The New Proposition 1: April 2021 and beyond

The new Proposition 1 ensures the critical elements of our transit network are maintained, equity in access is prioritized more than ever before, and we are poised to scale up service as our pace of economic recovery continues to grow.

The new Proposition 1 continues access to frequent and reliable transit. It maintains the critical elements and bus routes of Seattle's transit network for those reliant on it for work access. Equitable access to transit continues to be prioritized for people feeling the most strain on their household budgets and allows the City to scale up service as transit ridership recovers from the COVID-19 pandemic. Service is provided through our partnership with King County Metro, builds on lessons learned, and formalizes a program benefitting both agencies.

Our shared economic recovery will be complex and multifaceted, and our approach will change as people follow COVID-19 public health guidelines and are vaccinated. But there is one recovery principle we cannot dispute: an equitable recovery depends on keeping our city moving.

To aid in recovery for residents disproportionately impacted by the COVID-19 pandemic, the new Proposition 1 focuses resources on investing in routes that serve working people and communities of color.

Proposition 1 Spending Breakdown in a Typical Year

Even as transit ridership decreased for the broader population during the pandemic, the ten Metro routes with the highest daily ridership during the COVID-19 pandemic all served higher percentages of communities of color.
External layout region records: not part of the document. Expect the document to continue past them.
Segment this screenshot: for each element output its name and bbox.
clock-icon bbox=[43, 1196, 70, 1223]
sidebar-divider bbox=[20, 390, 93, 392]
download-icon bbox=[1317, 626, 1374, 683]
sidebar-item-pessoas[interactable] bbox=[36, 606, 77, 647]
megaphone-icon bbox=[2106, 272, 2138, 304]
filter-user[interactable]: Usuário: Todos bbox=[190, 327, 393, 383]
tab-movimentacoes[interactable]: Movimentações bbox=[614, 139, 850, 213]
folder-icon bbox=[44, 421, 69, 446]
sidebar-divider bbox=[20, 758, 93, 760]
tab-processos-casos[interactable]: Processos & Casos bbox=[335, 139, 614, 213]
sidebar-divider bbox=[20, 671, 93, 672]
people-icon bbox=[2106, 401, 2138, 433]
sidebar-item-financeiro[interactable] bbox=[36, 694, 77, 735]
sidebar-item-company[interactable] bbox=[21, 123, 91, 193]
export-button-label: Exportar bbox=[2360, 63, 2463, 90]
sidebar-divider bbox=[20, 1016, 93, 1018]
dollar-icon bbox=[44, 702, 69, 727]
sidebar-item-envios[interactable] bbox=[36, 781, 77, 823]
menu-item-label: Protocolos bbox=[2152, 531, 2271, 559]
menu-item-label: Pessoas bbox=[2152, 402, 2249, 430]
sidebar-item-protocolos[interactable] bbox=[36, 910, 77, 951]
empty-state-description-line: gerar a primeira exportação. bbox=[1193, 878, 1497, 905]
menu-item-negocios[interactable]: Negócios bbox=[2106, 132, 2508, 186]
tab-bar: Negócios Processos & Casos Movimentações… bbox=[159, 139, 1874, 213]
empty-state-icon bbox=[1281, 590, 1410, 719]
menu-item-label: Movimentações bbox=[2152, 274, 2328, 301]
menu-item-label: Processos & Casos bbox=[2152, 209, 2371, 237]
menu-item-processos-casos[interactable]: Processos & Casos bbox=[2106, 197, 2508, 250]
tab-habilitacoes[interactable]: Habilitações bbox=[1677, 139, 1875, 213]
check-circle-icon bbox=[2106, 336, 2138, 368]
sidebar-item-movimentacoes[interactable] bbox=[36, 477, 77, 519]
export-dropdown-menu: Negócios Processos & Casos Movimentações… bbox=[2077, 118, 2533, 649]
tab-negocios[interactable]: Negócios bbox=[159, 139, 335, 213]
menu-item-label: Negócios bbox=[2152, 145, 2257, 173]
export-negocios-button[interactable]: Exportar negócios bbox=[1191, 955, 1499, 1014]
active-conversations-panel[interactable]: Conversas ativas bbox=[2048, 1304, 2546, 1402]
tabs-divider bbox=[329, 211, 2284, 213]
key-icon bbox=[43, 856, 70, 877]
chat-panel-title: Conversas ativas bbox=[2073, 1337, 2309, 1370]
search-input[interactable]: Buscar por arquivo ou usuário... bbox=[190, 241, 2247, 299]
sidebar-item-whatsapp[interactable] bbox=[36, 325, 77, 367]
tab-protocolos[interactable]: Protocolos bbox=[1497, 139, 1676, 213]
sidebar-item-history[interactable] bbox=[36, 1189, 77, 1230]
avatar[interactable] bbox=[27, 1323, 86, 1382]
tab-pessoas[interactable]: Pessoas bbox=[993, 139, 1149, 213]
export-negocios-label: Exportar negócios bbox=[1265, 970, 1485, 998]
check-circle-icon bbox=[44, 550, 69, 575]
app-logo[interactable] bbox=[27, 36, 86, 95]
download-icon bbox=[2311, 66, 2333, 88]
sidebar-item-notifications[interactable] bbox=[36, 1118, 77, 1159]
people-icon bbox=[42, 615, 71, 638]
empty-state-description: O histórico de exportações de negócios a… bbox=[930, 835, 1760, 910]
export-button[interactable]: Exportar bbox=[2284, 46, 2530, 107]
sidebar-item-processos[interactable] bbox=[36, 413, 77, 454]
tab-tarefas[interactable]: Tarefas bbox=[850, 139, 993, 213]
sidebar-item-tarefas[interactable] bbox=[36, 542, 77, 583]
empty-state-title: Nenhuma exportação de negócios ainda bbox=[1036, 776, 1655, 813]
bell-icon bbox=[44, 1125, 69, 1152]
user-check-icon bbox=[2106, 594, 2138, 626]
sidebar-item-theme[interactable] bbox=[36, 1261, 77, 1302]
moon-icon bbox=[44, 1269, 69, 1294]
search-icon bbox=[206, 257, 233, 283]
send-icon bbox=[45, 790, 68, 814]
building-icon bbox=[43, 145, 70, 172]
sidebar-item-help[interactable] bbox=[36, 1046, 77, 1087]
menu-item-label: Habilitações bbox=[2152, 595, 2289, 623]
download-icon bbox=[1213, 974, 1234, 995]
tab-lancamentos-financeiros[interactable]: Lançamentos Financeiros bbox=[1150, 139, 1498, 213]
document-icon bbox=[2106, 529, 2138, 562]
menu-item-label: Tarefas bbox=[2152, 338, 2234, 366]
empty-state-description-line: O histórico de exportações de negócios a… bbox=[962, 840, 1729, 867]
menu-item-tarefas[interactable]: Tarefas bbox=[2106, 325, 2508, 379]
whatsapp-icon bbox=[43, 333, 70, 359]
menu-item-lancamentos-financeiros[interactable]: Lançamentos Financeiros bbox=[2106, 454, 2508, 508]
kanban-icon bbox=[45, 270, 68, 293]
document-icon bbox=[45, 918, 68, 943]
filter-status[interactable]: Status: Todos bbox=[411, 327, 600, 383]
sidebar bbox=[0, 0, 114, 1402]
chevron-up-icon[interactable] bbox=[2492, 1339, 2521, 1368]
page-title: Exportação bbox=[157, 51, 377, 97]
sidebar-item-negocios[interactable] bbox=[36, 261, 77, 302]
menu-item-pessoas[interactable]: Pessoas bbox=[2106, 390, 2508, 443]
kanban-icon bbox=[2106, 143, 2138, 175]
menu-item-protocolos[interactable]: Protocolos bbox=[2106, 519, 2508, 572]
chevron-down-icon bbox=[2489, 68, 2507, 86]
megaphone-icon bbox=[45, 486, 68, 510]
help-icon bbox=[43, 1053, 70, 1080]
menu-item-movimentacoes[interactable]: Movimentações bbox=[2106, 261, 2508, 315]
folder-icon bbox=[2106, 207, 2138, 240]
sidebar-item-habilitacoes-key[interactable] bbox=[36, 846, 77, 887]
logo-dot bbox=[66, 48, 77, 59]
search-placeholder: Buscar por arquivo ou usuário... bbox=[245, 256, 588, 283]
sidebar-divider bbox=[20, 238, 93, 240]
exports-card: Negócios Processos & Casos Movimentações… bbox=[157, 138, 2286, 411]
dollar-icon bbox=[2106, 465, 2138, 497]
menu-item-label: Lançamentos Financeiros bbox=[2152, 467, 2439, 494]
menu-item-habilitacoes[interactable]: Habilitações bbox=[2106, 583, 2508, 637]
In addition to maintaining a robust, connected transit network and critical programs like ORCA Opportunity, Proposition 1 will focus on investing in neighborhoods with acute mobility challenges, like West Seattle, and neighborhoods that historically face environmental injustices, like South Park and the Duwamish Valley.

Before its necessary closure, the West Seattle High-Rise Bridge served upwards of 120,000 travelers every weekday. Current detour routes have travelers cutting through communities that already face disproportionate levels of pollution, asthma, and environmental injustice. New funding can help deploy more frequent transit options to help residents access work, goods, services, and activities, and decrease pollution by providing reliable alternatives to single-occupancy vehicles.